Here these preprocessing techniques are unapplicable still for learning purpose we can apply

In [None]:
# read saved csv
df = pd.read_csv("./data/movies.csv")
df.head()

In [None]:
# HTML tags removal
import re

def remove_html(text):
    return re.sub(r'<.*?>', '', text)

df['overview'] = df['overview'].astype(str).apply(remove_html)

In [None]:
# URL removal
def remove_url(text):
    return re.sub(r'https?://\S+|www\.\S+', '', text)

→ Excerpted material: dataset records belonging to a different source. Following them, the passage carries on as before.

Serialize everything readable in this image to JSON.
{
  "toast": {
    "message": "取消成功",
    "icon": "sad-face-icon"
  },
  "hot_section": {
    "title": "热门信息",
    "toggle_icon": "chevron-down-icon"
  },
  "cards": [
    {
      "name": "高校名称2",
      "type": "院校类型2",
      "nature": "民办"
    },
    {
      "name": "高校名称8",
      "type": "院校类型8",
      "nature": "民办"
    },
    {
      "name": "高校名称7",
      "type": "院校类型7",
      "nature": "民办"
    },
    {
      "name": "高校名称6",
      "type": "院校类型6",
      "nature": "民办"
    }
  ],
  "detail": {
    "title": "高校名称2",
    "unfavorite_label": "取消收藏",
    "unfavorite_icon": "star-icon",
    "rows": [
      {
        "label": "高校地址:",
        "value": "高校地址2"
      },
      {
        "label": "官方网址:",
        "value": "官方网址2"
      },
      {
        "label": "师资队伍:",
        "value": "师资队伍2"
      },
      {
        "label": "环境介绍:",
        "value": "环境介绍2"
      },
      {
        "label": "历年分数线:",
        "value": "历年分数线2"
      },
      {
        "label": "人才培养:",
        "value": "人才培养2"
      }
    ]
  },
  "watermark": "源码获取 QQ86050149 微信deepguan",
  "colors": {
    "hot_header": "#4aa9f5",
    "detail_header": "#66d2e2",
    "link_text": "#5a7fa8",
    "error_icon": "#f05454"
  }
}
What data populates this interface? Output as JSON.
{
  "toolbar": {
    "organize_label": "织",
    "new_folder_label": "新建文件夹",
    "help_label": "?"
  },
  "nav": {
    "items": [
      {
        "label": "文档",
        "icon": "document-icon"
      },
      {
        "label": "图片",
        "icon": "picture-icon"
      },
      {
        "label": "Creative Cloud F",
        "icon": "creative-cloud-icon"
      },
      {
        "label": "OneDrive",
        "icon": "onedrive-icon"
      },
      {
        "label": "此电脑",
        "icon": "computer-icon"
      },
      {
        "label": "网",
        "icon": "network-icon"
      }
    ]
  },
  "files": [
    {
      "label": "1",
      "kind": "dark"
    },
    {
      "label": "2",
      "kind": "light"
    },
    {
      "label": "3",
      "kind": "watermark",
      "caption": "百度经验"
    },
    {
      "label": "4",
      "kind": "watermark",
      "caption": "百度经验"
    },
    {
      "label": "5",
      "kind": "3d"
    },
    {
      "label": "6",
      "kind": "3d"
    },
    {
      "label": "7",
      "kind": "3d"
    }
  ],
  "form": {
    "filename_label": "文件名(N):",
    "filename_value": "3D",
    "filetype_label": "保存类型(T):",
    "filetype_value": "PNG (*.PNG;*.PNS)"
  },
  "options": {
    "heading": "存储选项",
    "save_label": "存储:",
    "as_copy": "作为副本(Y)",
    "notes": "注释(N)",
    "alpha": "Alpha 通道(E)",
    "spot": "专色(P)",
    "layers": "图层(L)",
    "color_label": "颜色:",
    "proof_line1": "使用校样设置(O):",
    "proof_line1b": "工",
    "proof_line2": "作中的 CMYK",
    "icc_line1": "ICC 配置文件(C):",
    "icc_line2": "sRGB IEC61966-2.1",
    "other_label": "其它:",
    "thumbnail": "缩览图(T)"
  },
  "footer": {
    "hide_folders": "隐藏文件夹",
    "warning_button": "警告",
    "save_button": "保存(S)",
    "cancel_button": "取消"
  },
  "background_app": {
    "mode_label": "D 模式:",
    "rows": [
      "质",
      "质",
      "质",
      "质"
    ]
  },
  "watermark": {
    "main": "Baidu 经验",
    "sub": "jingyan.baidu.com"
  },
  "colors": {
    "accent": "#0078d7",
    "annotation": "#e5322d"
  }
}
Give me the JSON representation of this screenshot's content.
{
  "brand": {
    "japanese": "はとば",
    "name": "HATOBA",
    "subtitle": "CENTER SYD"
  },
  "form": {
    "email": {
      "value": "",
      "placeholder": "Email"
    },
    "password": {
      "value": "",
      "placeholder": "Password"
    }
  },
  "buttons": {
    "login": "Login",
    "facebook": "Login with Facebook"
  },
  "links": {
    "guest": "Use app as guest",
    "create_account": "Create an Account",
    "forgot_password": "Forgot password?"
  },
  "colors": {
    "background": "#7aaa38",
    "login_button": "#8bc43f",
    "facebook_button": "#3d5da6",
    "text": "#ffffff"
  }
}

df['overview'] = df['overview'].apply(remove_url)
df.head()

In [None]:
# Chat word treatment

# create dict of slang
chat_words = """AFAIK=As Far As I Know
AFK=Away From Keyboard
ASAP=As Soon As Possible
ATK=At The Keyboard
ATM=At The Moment
A3=Anytime, Anywhere, Anyplace
BAK=Back At Keyboard
BBL=Be Back Later
BBS=Be Back Soon
BFN=Bye For Now
B4N=Bye For Now
BRB=Be Right Back
BRT=Be Right There
BTW=By The Way
B4=Before
B4N=Bye For Now
CU=See You
CUL8R=See You Later
CYA=See You
FAQ=Frequently Asked Questions
FC=Fingers Crossed
FWIW=For What It's Worth
FYI=For Your Information
GAL=Get A Life
GG=Good Game
GN=Good Night
GMTA=Great Minds Think Alike
GR8=Great!
G9=Genius
IC=I See
ICQ=I Seek you (also a chat program)
ILU=ILU: I Love You
IMHO=In My Honest/Humble Opinion
IMO=In My Opinion
IOW=In Other Words
IRL=In Real Life
KISS=Keep It Simple, Stupid
LDR=Long Distance Relationship
LMAO=Laugh My A.. Off
LOL=Laughing Out Loud
LTNS=Long Time No See
L8R=Later
MTE=My Thoughts Exactly
M8=Mate
NRN=No Reply Necessary
OIC=Oh I See
PITA=Pain In The A..
PRT=Party
PRW=Parents Are Watching
ROFL=Rolling On The Floor Laughing
ROFLOL=Rolling On The Floor Laughing Out Loud
ROTFLMAO=Rolling On The Floor Laughing My A.. Off
SK8=Skate
STATS=Your sex and age
ASL=Age, Sex, Location
THX=Thank You
TTFN=Ta-Ta For Now!
TTYL=Talk To You Later
U=You
U2=You Too
U4E=Yours For Ever
WB=Welcome Back
WTF=What The F...
WTG=Way To Go!
WUF=Where Are You From?
W8=Wait...
7K=Sick:-D Laugher
TFW = That feeling when. TFW internet slang often goes in a caption to an image.
MFW = My face when
MRW = My reaction when
IFYP = I feel your pain
LOL = Laughing out loud
TNTL = Trying not to laugh
JK = Just kidding
IDC = I don’t care
ILY = I love you
IMU = I miss you
ADIH = Another day in hell
IDC = I don’t care
ZZZ = Sleeping, bored, tired
WYWH = Wish you were here
TIME = Tears in my eyes
BAE = Before anyone else
FIMH = Forever in my heart
BSAAW = Big smile and a wink
BWL = Bursting with laughter
LMAO = Laughing my a** off
BFF = Best friends forever
CSL = Can’t stop laughing"""

word_pairs = chat_words.split("\n")

chat_dict = {}
for pair in word_pairs:
    key, value = pair.split('=')
    chat_dict[key] = value
# chat_dict

In [None]:
def chat_conversion(text):
    new_text = []
    for w in text.split():
        if w.upper() in chat_dict:
            new_text.append(chat_dict[w.upper()])
        else:
            new_text.append(w)
    return ' '.join(new_text)

df['overview'] = df['overview'].astype(str).apply(chat_conversion)
df.head()

In [None]:
# Spelling Correction
from textblob import TextBlob

def correct_spell(text):
    text_blob = TextBlob(text)
    return text_blob.correct().string

df['overview'] = df['overview'].astype(str).apply(correct_spell)
df.head()

In [None]:
# replace emoji - a better choice here
import emoji

df['overview'] = df['overview'].apply(lambda x: emoji.demojize(x))
df.head()

#### Errors:
- Faced some SSL Error in Jupyter Lab while fetching API

    **SSLEOFError: [SSL: UNEXPECTED_EOF_WHILE_READING] EOF occurred in violation of protocol (_ssl.c:1007)**
  
    So created the dataset by running the data creation part of code in `Colab` and downloaded CSV file.